In R20 singlethreaded, the chip reaches the same result as the Intel i9 10900K despite having a max turbo of only 4.4 Ghz, and was about 6% above the 4800U. In multithreaded, it reached 3650 points, which is about the same level as the old 8-core threadripper 1900X and somewhat above the likes of a Ryzen 5 3600 and Ryzen 7 2700 and 13% above it's predecessor.

The R23 results however a more mixed. Singlethreaded, the chip beat it's predecessor by 5%, but in multithreaded, the 4800U was quite a bit faster. It's probable that the cores were not all used in the latter test due to some bug.

All in all, while the results in R20 are pretty good, it's a bit of a downer compared to what the desktop variant managed to achieve.

Yeah saw those details.

At this point I am not actually worried about CPU performance or battery life in a notebook... It's integrated graphics that really needs to step it up a notch... Which is where AMD needs to start investing in RDNA2 which brings with it a plethora of efficiency gains which will benefit the low bandwidth of such devices.

I mean, I have a Ryzen 4500u and 2700u notebook and the 4500u is more than double the CPU speed, but only 50% better at graphics.

The question will be if infinity cache will be implemented into APUs. After all, the size of the cache should cause a pretty big increase in size for such small chips, and a smaller one would probably not bring very much benefit anymore. And without the infinity cache or some bolted-on fast memory chips as LLC, they are really limited by the RAM bandwidth.

Zen 4 next year should solve (well, alleviate) this problem, as it comes with DDR5, and probably also will bring some RDNA variant, which as far as I know needs a bit less bandwidth than GCN even without infinity cache already.

I expect the Infinity cache in the Zen 4 APUs to be half or a third of the size of the one in Big Navi (32 or 24 Megabyte). Less would probably not bring much benefit anymore, while more would make then too expensive for the performance gains.
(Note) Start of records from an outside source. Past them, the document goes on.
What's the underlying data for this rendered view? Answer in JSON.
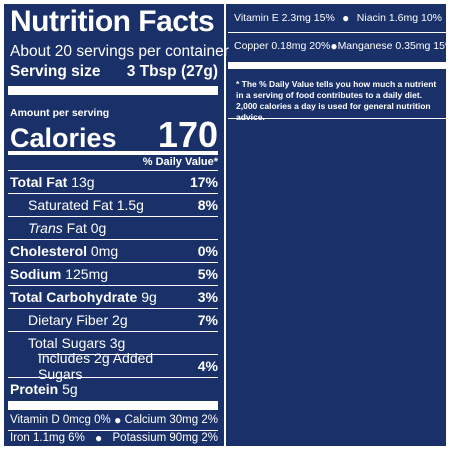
{
  "title": "Nutrition Facts",
  "servings_per_container": "About 20 servings per container",
  "serving_size": {
    "label": "Serving size",
    "value": "3 Tbsp (27g)"
  },
  "amount_per_serving": "Amount per serving",
  "calories": {
    "label": "Calories",
    "value": "170"
  },
  "daily_value_header": "% Daily Value*",
  "nutrients": [
    {
      "name": "Total Fat",
      "amount": "13g",
      "dv": "17%"
    },
    {
      "name": "Saturated Fat",
      "amount": "1.5g",
      "dv": "8%"
    },
    {
      "name": "Trans",
      "name_suffix": "Fat",
      "amount": "0g",
      "dv": ""
    },
    {
      "name": "Cholesterol",
      "amount": "0mg",
      "dv": "0%"
    },
    {
      "name": "Sodium",
      "amount": "125mg",
      "dv": "5%"
    },
    {
      "name": "Total Carbohydrate",
      "amount": "9g",
      "dv": "3%"
    },
    {
      "name": "Dietary Fiber",
      "amount": "2g",
      "dv": "7%"
    },
    {
      "name": "Total Sugars",
      "amount": "3g",
      "dv": ""
    },
    {
      "name": "Includes 2g Added Sugars",
      "amount": "",
      "dv": "4%"
    },
    {
      "name": "Protein",
      "amount": "5g",
      "dv": ""
    }
  ],
  "vitamins_left": [
    {
      "a": "Vitamin D 0mcg 0%",
      "b": "Calcium 30mg 2%"
    },
    {
      "a": "Iron 1.1mg 6%",
      "b": "Potassium 90mg 2%"
    }
  ],
  "vitamins_right": [
    {
      "a": "Vitamin E 2.3mg 15%",
      "b": "Niacin 1.6mg 10%"
    },
    {
      "a": "Copper 0.18mg 20%",
      "b": "Manganese 0.35mg 15%"
    }
  ],
  "bullet": "●",
  "footnote": "* The % Daily Value tells you how much a nutrient in a serving of food contributes to a daily diet. 2,000 calories a day is used for general nutrition advice.",
  "colors": {
    "background": "#1a3068",
    "text": "#ffffff"
  }
}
My prediction for the Zen 4 APUs: 12 slightly altered RDNA2 CU with 2.1Ghz clock speed (not more CU because it will probably only support lower speed DDR5 early on, like DDR5-4800 for instance) in the 6800H and 1.8 Ghz in the 6800U; should be enough to beat Baffin (RX 560), Zen 5 (or whatever will follow after Zen 4) should increase the CU count to 14 or 16.